(13)いわゆる虫食い効能の情報提供
Q(質問)
医師又は薬剤師から、先発医薬品は承認を有しているが、再審査期間、特許等の理由で後発医薬品が承認を有していない効能・効果、用法・用量等に関する情報の提供を、当該後発医薬品の製造販売業者が求められた場合、当該後発医薬品の製造販売業者は、先発医薬品のみが承認を有している効能・効果、用法・用量等に関する情報を提供可能か。
A(厚生労働省の回答)
先発医薬品が承認を有する効能・効果、用法・用量等について、当該後発医薬品が承認を有していない事実を情報提供することは差し支えない。
ただし、先発医薬品のみが承認を有している効能・効果、用法・用量等について情報提供することは認められない。
特に留意すべき項目:(1)、(4)、(6)、(7)
So what(意味すること): 後発品メーカーは「その効能については先発品のみが承認を持っており後発品は未承認である」という事実の告知は可能。ただし、未承認の効能・効果の内容そのものを説明・提供することは禁止される。

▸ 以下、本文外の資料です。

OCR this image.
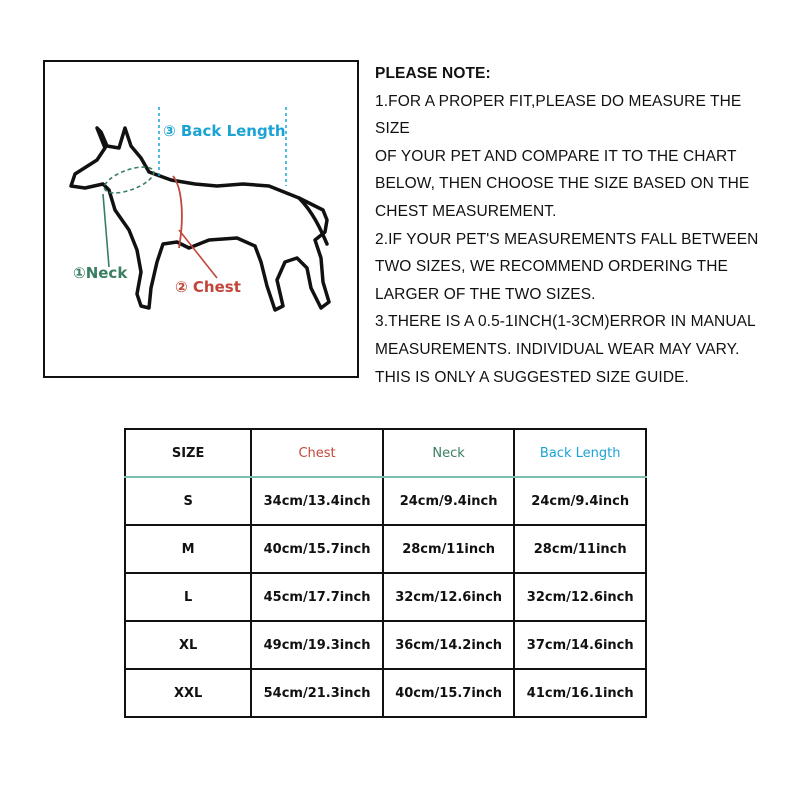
③ Back Length
①Neck
② Chest

PLEASE NOTE:

1.FOR A PROPER FIT,PLEASE DO MEASURE THE SIZE

OF YOUR PET AND COMPARE IT TO THE CHART

BELOW, THEN CHOOSE THE SIZE BASED ON THE

CHEST MEASUREMENT.

2.IF YOUR PET'S MEASUREMENTS FALL BETWEEN

TWO SIZES, WE RECOMMEND ORDERING THE

LARGER OF THE TWO SIZES.

3.THERE IS A 0.5-1INCH(1-3CM)ERROR IN MANUAL

MEASUREMENTS. INDIVIDUAL WEAR MAY VARY.

THIS IS ONLY A SUGGESTED SIZE GUIDE.

SIZE	Chest	Neck	Back Length
S	34cm/13.4inch	24cm/9.4inch	24cm/9.4inch
M	40cm/15.7inch	28cm/11inch	28cm/11inch
L	45cm/17.7inch	32cm/12.6inch	32cm/12.6inch
XL	49cm/19.3inch	36cm/14.2inch	37cm/14.6inch
XXL	54cm/21.3inch	40cm/15.7inch	41cm/16.1inch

So why(なぜそう定めるか): 未承認の内容を情報提供することは後発品の適応外使用を促すことになり、ガイドラインの原則(項目1・4・6・7)に反するため、事実の告知と内容の提供は区別される。
解説 ── 背景・適用場面・実務上の注意
「虫食い効能」とは、先発医薬品が取得している効能・効果や用法・用量の一部を後発医薬品が再審査期間や特許の存続などの理由で承認されていない状態を指す。後発品メーカーにとっては、処方する医師・薬剤師が先発品と後発品の適応範囲の違いを知らずに投与するリスクがあることから、何らかの情報提供が必要になる場面がある。本問は、その情報提供をどこまで行えるかの限界線を示す。

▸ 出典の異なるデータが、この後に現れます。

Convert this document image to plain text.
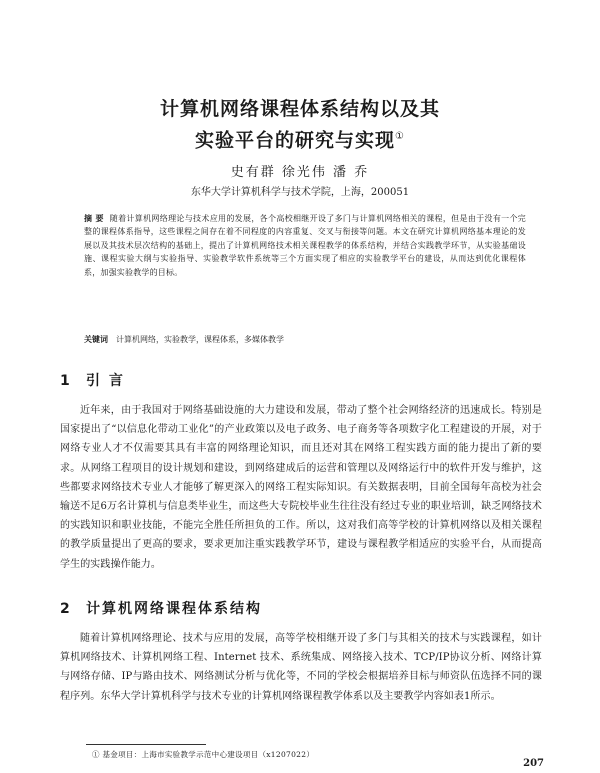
计算机网络课程体系结构以及其
实验平台的研究与实现①
史有群 徐光伟 潘 乔
东华大学计算机科学与技术学院，上海，200051
摘 要 随着计算机网络理论与技术应用的发展，各个高校相继开设了多门与计算机网络相关的课程，但是由于没有一个完整的课程体系指导，这些课程之间存在着不同程度的内容重复、交叉与衔接等问题。本文在研究计算机网络基本理论的发展以及其技术层次结构的基础上，提出了计算机网络技术相关课程教学的体系结构，并结合实践教学环节，从实验基础设施、课程实验大纲与实验指导、实验教学软件系统等三个方面实现了相应的实验教学平台的建设，从而达到优化课程体系，加强实验教学的目标。
关键词 计算机网络，实验教学，课程体系，多媒体教学
1 引 言
近年来，由于我国对于网络基础设施的大力建设和发展，带动了整个社会网络经济的迅速成长。特别是国家提出了“以信息化带动工业化”的产业政策以及电子政务、电子商务等各项数字化工程建设的开展，对于网络专业人才不仅需要其具有丰富的网络理论知识，而且还对其在网络工程实践方面的能力提出了新的要求。从网络工程项目的设计规划和建设，到网络建成后的运营和管理以及网络运行中的软件开发与维护，这些都要求网络技术专业人才能够了解更深入的网络工程实际知识。有关数据表明，目前全国每年高校为社会输送不足6万名计算机与信息类毕业生，而这些大专院校毕业生往往没有经过专业的职业培训，缺乏网络技术的实践知识和职业技能，不能完全胜任所担负的工作。所以，这对我们高等学校的计算机网络以及相关课程的教学质量提出了更高的要求，要求更加注重实践教学环节，建设与课程教学相适应的实验平台，从而提高学生的实践操作能力。
2 计算机网络课程体系结构
随着计算机网络理论、技术与应用的发展，高等学校相继开设了多门与其相关的技术与实践课程，如计算机网络技术、计算机网络工程、Internet 技术、系统集成、网络接入技术、TCP/IP协议分析、网络计算与网络存储、IP与路由技术、网络测试分析与优化等，不同的学校会根据培养目标与师资队伍选择不同的课程序列。东华大学计算机科学与技术专业的计算机网络课程教学体系以及主要教学内容如表1所示。
① 基金项目：上海市实验教学示范中心建设项目（x1207022）
207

認められる情報提供は、「この効能については先発品は承認を持っているが、弊社後発品は承認を有していません」という事実の告知に限られる。たとえば、添付文書の効能欄を用いてどの適応が後発品では適応外であるかを医師に説明することは、虫食いの事実を知らせる行為として認められる。

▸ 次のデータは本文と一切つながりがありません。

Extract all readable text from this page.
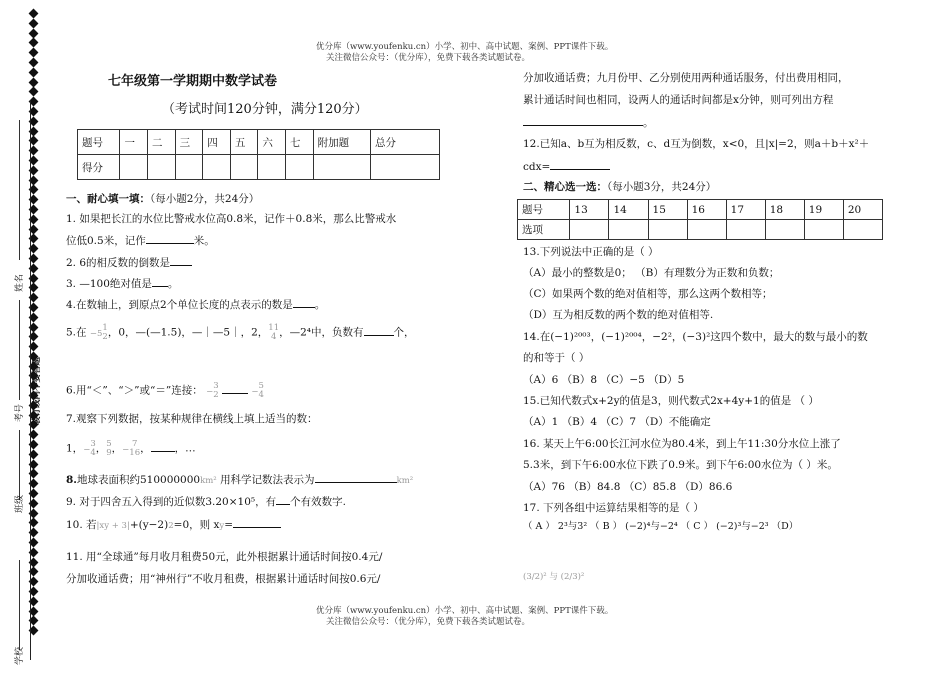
优分库（www.youfenku.cn）小学、初中、高中试题、案例、PPT课件下载。
关注微信公众号：（优分库），免费下载各类试题试卷。
姓名
考号
班级
学校
装订线内不要答题
七年级第一学期期中数学试卷
（考试时间120分钟，满分120分）
题号	一	二	三	四	五	六	七	附加题	总分
得分									
一、耐心填一填：（每小题2分，共24分）
1. 如果把长江的水位比警戒水位高0.8米，记作＋0.8米，那么比警戒水
位低0.5米，记作	米。
2. 6的相反数的倒数是
3. —100绝对值是 。
4.在数轴上，到原点2个单位长度的点表示的数是 。
5.在 −51
2，0，—(—1.5)，—｜—5｜，2，11
4 ，—2⁴中，负数有	个，
6.用“＜”、“＞”或“＝”连接： −3
2	−5
4
7.观察下列数据，按某种规律在横线上填上适当的数：
1，−3
4，5
9，−7
16， ，…
8.地球表面积约510000000km² 用科学记数法表示为	km²
9. 对于四舍五入得到的近似数3.20×10⁵，有 个有效数字.
10. 若|xy + 3|+(y−2)2=0，则 xy=
11. 用“全球通”每月收月租费50元，此外根据累计通话时间按0.4元/
分加收通话费；用“神州行”不收月租费，根据累计通话时间按0.6元/
分加收通话费；九月份甲、乙分别使用两种通话服务，付出费用相同，
累计通话时间也相同，设两人的通话时间都是x分钟，则可列出方程
。
12.已知a、b互为相反数，c、d互为倒数，x<0，且|x|=2，则a＋b＋x²＋
cdx=
二、精心选一选：（每小题3分，共24分）
题号	13	14	15	16	17	18	19	20
选项								
13.下列说法中正确的是（ ）
（A）最小的整数是0； （B）有理数分为正数和负数；
（C）如果两个数的绝对值相等，那么这两个数相等；
（D）互为相反数的两个数的绝对值相等.
14.在(−1)²⁰⁰³，(−1)²⁰⁰⁴，−2²，(−3)²这四个数中，最大的数与最小的数
的和等于（ ）
（A）6 （B）8 （C）−5 （D）5
15.已知代数式x+2y的值是3，则代数式2x+4y+1的值是 （ ）
（A）1 （B）4 （C）7 （D）不能确定
16. 某天上午6:00长江河水位为80.4米，到上午11:30分水位上涨了
5.3米，到下午6:00水位下跌了0.9米。到下午6:00水位为（ ）米。
（A）76 （B）84.8 （C）85.8 （D）86.6
17. 下列各组中运算结果相等的是（ ）
（ A ） 2³与3² （ B ） (−2)⁴与−2⁴ （ C ） (−2)³与−2³ （D）
(3/2)² 与 (2/3)²
优分库（www.youfenku.cn）小学、初中、高中试题、案例、PPT课件下载。
关注微信公众号：（优分库），免费下载各类试题试卷。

禁じられるのは、先発品のみが承認を持つ効能の内容そのものに踏み込んだ情報提供である。たとえば「先発品では〇〇の効能を持っており、エビデンスはこれです」と提供することは、自社後発品が承認を持たない適応外情報を実質的に提供していることになり、禁止される。実務上特に注意が必要なのは、虫食い効能に関して医師から詳しく聞かれた際に「詳細は先発品のMRに問い合わせてください」と誘導する形を取ることは問題ないが、企業自らが未承認の効能を説明してしまうことは許されない。事実の告知と効能の説明を常に区別した対応が求められる。